Analyzing intermarket relationships is a complex process that leaves no stone unturned.
Interest rates, Crude Oil Prices, and the volatility of the Dollar amongst thousands of other variables affect the decisions companies must make to flourish and prosper in these particularly challenging times. Trying to determine what these factors are is one of the huge problems facing investors and traders.
You always have a choice. You can tune in to the talking heads in the media who spin talking points which promote fear. Or you can rely on facts to base your decision making on.
Within the following Intermarket Analysis graphic, you will see the 31 markets that are the key drivers to $PBI’s price. There is great value to be had in studying and understanding the key drivers of $PBI’s price action. This graphic provides a microcosmic view of what factors have been driving $PBI’s higher.
Suggestion for Traders
Charts are the footprints of money flows.
In an up market the footprint left on the chart is that the market is making higher high prices and higher lows.
In a down market the footprint on the chart is a series of lower highs and lower lows.
Using the Vantagepoint Software I can zoom in on this time frame and view the artificial intelligence and Neural Net forecast which confirms the predictive trend analysis.
We think PBI is a trading vehicle for short term swing trades.
Our explanation for its recent price action is that it has been one of the most beaten-up stocks of the past year. It solidly held its 52 week low and upon doing though it attracted value traders and investors looking for a quick rebound.
Moving forward, we like short swing trading opportunities in this asset focusing on the Vantagepoint A.I. Daily range forecast.
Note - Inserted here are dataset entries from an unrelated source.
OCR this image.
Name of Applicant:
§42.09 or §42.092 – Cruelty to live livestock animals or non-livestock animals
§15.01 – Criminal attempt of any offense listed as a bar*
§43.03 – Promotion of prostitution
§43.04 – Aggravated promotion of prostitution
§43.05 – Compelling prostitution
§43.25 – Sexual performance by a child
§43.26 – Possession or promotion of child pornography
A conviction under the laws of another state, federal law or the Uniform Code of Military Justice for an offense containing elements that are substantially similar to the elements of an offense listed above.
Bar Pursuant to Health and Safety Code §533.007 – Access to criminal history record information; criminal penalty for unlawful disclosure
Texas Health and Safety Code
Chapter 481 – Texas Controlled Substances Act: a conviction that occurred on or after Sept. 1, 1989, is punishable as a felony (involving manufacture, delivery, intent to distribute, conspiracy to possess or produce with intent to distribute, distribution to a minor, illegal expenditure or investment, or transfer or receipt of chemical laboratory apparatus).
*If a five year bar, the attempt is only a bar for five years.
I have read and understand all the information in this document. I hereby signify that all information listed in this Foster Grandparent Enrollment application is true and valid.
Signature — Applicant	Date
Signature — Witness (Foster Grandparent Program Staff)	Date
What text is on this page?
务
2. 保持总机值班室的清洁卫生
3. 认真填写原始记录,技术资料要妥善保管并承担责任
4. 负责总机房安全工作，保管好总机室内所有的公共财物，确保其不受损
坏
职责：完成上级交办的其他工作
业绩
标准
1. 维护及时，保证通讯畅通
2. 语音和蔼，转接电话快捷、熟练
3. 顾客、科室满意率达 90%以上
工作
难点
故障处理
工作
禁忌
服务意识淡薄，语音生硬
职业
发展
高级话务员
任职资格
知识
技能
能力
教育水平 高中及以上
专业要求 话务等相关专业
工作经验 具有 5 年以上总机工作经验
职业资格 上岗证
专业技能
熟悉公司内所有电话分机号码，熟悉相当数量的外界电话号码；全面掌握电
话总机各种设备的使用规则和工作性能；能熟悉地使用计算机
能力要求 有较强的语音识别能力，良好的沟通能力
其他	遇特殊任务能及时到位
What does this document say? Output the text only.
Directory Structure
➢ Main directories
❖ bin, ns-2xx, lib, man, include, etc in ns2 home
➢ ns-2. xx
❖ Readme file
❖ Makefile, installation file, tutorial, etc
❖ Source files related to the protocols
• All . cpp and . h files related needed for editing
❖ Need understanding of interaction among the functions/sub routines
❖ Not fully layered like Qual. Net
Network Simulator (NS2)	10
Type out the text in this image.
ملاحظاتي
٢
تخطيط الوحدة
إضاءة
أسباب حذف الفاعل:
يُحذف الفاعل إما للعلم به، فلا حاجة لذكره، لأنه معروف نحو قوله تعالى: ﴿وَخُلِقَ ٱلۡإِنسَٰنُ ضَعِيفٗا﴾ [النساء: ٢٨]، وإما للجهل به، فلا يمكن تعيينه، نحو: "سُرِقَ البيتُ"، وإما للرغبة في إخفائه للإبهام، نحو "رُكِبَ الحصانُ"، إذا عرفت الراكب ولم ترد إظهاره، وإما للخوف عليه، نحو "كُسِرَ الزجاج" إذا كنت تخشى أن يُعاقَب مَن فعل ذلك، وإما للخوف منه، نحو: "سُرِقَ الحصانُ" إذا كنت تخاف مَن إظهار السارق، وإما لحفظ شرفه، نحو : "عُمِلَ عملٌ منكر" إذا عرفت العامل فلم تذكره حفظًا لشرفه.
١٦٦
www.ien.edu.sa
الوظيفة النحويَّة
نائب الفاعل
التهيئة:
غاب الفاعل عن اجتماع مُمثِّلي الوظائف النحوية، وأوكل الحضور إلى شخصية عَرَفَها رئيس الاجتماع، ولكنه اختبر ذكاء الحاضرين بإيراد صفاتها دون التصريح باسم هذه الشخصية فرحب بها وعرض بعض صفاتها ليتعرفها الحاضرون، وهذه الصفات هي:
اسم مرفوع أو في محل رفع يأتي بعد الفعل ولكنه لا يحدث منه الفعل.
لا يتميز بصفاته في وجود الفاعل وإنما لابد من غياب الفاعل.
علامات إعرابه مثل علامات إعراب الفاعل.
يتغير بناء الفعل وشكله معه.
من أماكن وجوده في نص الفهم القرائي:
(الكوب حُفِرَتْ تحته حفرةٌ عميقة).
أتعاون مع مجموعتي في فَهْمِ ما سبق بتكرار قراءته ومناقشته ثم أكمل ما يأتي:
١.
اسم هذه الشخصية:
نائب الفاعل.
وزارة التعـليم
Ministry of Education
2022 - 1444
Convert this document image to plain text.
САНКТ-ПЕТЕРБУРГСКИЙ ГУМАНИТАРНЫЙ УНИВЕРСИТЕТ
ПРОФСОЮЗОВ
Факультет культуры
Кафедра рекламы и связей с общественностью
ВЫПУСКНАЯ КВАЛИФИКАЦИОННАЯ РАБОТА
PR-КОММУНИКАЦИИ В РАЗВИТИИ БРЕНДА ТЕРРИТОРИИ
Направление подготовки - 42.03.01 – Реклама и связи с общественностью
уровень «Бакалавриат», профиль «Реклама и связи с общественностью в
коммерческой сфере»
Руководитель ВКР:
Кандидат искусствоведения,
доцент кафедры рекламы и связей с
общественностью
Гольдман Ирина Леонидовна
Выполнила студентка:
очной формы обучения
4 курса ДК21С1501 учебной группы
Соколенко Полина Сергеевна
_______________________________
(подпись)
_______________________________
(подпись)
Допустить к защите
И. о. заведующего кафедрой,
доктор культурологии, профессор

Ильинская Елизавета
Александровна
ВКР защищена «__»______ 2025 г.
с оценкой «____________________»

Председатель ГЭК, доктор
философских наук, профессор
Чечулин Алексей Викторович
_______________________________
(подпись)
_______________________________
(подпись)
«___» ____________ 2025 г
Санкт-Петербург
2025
When we focus on the statistical averages on the daily, weekly, and monthly time frames there is massive opportunity, but it is accompanied by greater than normal risk.
Our recommendation is to follow the A.I. trend analysis as outlined in this stock study and practice good money management on all trades.
We will re-evaluate based upon:
- New Wall Street Analysts’ Estimates
- New 52-week high and low boundaries
- Vantagepoint A.I. Forecast (Predictive Blue Line)
- Neural Network Forecast
- Daily Range Forecast
The trend in $PBI is UP. We will look to the bottom of the daily range forecast to position ourselves LONG with tight stops for short-term trades.
Let’s Be Careful Out There!
Remember, It’s Not Magic.
It’s Machine Learning.
Disclaimer: THERE IS A HIGH DEGREE OF RISK INVOLVED IN TRADING. IT IS NOT PRUDENT OR ADVISABLE TO MAKE TRADING DECISIONS THAT ARE BEYOND YOUR FINANCIAL MEANS OR INVOLVE TRADING CAPITAL THAT YOU ARE NOT WILLING AND CAPABLE OF LOSING.
VANTAGEPOINT’S MARKETING CAMPAIGNS, OF ANY KIND, DO NOT CONSTITUTE TRADING ADVICE OR AN ENDORSEMENT OR RECOMMENDATION BY VANTAGEPOINT AI OR ANY ASSOCIATED AFFILIATES OF ANY TRADING METHODS, PROGRAMS, SYSTEMS OR ROUTINES. VANTAGEPOINT’S PERSONNEL ARE NOT LICENSED BROKERS OR ADVISORS AND DO NOT OFFER TRADING ADVICE.